Hamburg, ist es zu danken, daß den am amerikanischen Markt interessierten Kaufleuten einmal ein nüchternes Bild von dem Geschäftsklima vermittelt wurde, das jenseits des großen Wassers üblich ist. Das Referat von Dr. Eric W. Stoetzner, der in zahlreichen westdeutschen Städten auch vor den Industrie- und Handelskammern sprach, räumte mit manchen Illusionen auf und traf die recht interessante Feststellung, daß auch der amerikanische Geschäftsmann sich in der gleichen Lage wie der europäische Fabrikant befindet, wenn es sich darum handelt, seine Ware in Amerika zu verkaufen. Denn in Wirklichkeit ist der amerikanische Markt ein kleines und mittleres Geschäft. Und in den Jahreswert der US-Produktion von 74 Mrd. Dollar teilen sich 240 000 Fabrikanten. Analysiert man diese Zahlen, so wird man feststellen, daß 95,8 v. H. der amerikanischen Betriebe weniger als 250 und die Hälfte sogar weniger als 10 Arbeitnehmer beschäftigen.

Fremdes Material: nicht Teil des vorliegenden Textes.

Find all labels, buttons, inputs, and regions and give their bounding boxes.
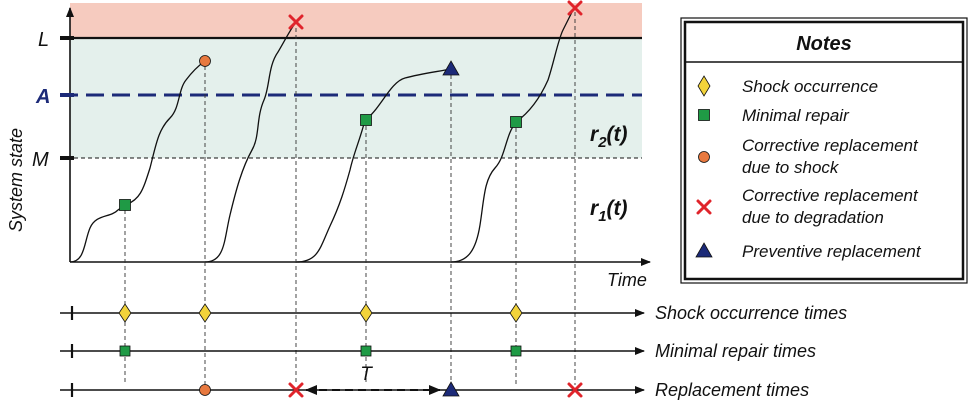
repair-marker — [510, 345, 522, 357]
repair-timeline-label: Minimal repair times — [655, 341, 816, 361]
level-A-label: A — [35, 86, 50, 108]
rate-r2-label: r2(t) — [590, 123, 628, 151]
shock-marker — [359, 303, 373, 323]
preventive-replacement-marker — [442, 60, 460, 76]
note-item-label: Minimal repair — [742, 106, 850, 125]
warning-zone — [70, 38, 642, 158]
minimal-repair-marker — [360, 114, 372, 126]
repair-marker — [360, 345, 372, 357]
repair-marker — [119, 345, 131, 357]
minimal-repair-marker — [119, 199, 131, 211]
shock-marker — [198, 303, 212, 323]
x-axis-label: Time — [607, 270, 647, 290]
minimal-repair-marker — [510, 116, 522, 128]
failure-zone — [70, 3, 642, 38]
note-item-label: due to degradation — [742, 208, 884, 227]
note-item-label: Corrective replacement — [742, 186, 919, 205]
note-item-label: Corrective replacement — [742, 136, 919, 155]
tick-A — [60, 93, 74, 97]
shock-marker — [509, 303, 523, 323]
notes-legend: Notes Shock occurrence Minimal repair Co… — [680, 17, 968, 284]
note-item-label: due to shock — [742, 158, 840, 177]
triangle-icon — [695, 242, 713, 258]
degradation-replacement-marker — [288, 14, 304, 30]
interval-T-label: T — [360, 364, 373, 385]
y-axis-label: System state — [6, 128, 26, 232]
replacement-timeline: T Replacement times — [60, 364, 809, 400]
note-item-label: Preventive replacement — [742, 242, 922, 261]
level-L-label: L — [38, 29, 49, 51]
preventive-replacement-marker — [442, 381, 460, 397]
shock-timeline-label: Shock occurrence times — [655, 303, 847, 323]
degradation-path-1 — [69, 60, 206, 263]
degradation-replacement-marker — [567, 382, 583, 398]
degradation-path-3 — [295, 68, 452, 263]
guide-lines — [124, 12, 576, 385]
degradation-replacement-marker — [567, 0, 583, 16]
note-item-label: Shock occurrence — [742, 77, 878, 96]
repair-timeline: Minimal repair times — [60, 341, 816, 361]
degradation-replacement-marker — [288, 382, 304, 398]
notes-title: Notes — [796, 33, 852, 55]
shock-replacement-marker — [199, 55, 211, 67]
square-icon — [698, 109, 710, 121]
shock-marker — [118, 303, 132, 323]
shock-replacement-marker — [199, 384, 211, 396]
shock-timeline: Shock occurrence times — [60, 303, 847, 323]
circle-icon — [698, 151, 710, 163]
tick-L — [60, 36, 74, 40]
degradation-path-2 — [204, 21, 297, 263]
replacement-timeline-label: Replacement times — [655, 380, 809, 400]
diamond-icon — [697, 75, 711, 97]
rate-r1-label: r1(t) — [590, 197, 628, 225]
tick-M — [60, 156, 74, 160]
cross-icon — [696, 199, 712, 215]
level-M-label: M — [32, 149, 49, 171]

Der Erfolg des kleinen amerikanischen Fabrikanten ist seine Geschäftspolitik, Verkauf und Verteilung nur auf örtlicher Basis zu planen. Er wird es nie wagen, jeden Markt in jedem Staat gewinnen zu wollen und sich damit zu übernehmen. Als Zentrum der meisten Werbebemühungen bezeichnete Dr. Stoetzner den Nordosten Amerikas, der allein 15 Staaten umfaßt. Dieses Gebiet verfügt über ein Marktvolumen, das für den Erfolg derartiger Bemühungen außerordentlich günstig ist. Wir wollen wünschen, daß diese nüchterne Klima-Analyse besonders den deutschen Kaufleuten eine Reihe wertvoller Anregungen gab, die sich von ihrer Beteiligung an der internationalen Messe von Chikago einigen Erfolg versprechen.

Zu diesen Unternehmen gehören die Heinrich Habig AG., Herdecke Ruhr, und Göcke & Sohn, Hohenlimburg, die einzigen Stoffdruckereien, die aus Westdeutschland an der Chikago-Messe teilnehmen. Beide Firmen sind sich ihrer speziellen Schwierigkeiten für das unmittelbare Geschäft mit den USA-Importeuren durchaus bewußt. Aber sie wollen diese Messe zur Aufnahme der ersten Nachkriegsverbindung mit den amerikanischen Märkten benutzen. Ihre Stoffe sind überall in der Welt ein Begriff für Qualität, und sie haben die Hoffnung, mit ausgefallenen und nach unseren Begriffen gewagten Mustern Verkaufserfolge zu erreichen. Man wird in Chikago Dessins sehen, die vom Althergebrachten völlig abweichen und in ihren Darstellungen vom Elefanten über Bumerang- und Labyrinth-Motive bis zur Whiskyflasche reichen. – Man muß eben Risiken eingehen, wenn man verkaufen will. ww.